Epilogue

Before witnessing China’s use of lethal force to suppress the nationalist demonstrations in Lhasa in the fall of 1987, I had no idea that I would spend much of the next six years investigating human rights violations in Tibet. Although this has often been a gruesome undertaking, I feel privileged to have met so many Tibetans I can characterize only as noble, and to have shared in their struggle for freedom.

On February 22,1992, Champa Tenzin was found dead in his room in the Jokhang Temple. The police claimed it was a suicide. Tibetans in the Jokhang claimed he was murdered. One of Champa Tenzin’s attendants found him in the morning with a rope tied around his neck, covered with blood. The other end of the rope was tied to the leg of the bed. Neither the bed nor the room were disturbed. The Lhasa PSB officials who examined the body declared it a suicide and made the head of the temple sign a document to that effect.

Under Chinese law, the case would be investigated, but none of Champa’s relatives or the Jokhang monks were interviewed. When I learned all of this from a report by the Tibet Information Network in London, which never made it onto the international wire or into any papers in the United States, I immediately suspected that the Lhasa police had murdered Champa Tenzin. The most obvious sign of a police cover-up is the near impossibility of self-strangulation, which for that matter also would not lead to blood loss.

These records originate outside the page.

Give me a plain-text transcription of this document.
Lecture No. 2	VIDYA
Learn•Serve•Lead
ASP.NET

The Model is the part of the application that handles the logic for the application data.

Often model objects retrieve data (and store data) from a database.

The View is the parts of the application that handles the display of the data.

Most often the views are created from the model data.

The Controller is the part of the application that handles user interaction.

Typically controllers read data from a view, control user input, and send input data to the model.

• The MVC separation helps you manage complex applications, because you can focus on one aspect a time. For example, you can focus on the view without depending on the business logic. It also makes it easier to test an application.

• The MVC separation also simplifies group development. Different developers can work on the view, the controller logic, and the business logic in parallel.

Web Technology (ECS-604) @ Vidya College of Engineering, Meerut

For me, Champa Tenzin’s death epitomized the Tibetan people’s plight. Although China’s brutal repression of independence demonstrations throughout Tibet have awakened the world to Tibetan nationalism, the free world continues to prefer doing business with China rather than hold China accountable for its atrocities in Tibet, and on the mainland. If China’s colonization of Tibet and enforced family-planning policies continue, the world will lose one of its most peaceful cultures. China and the West have much to learn from Tibet; but there is little time left.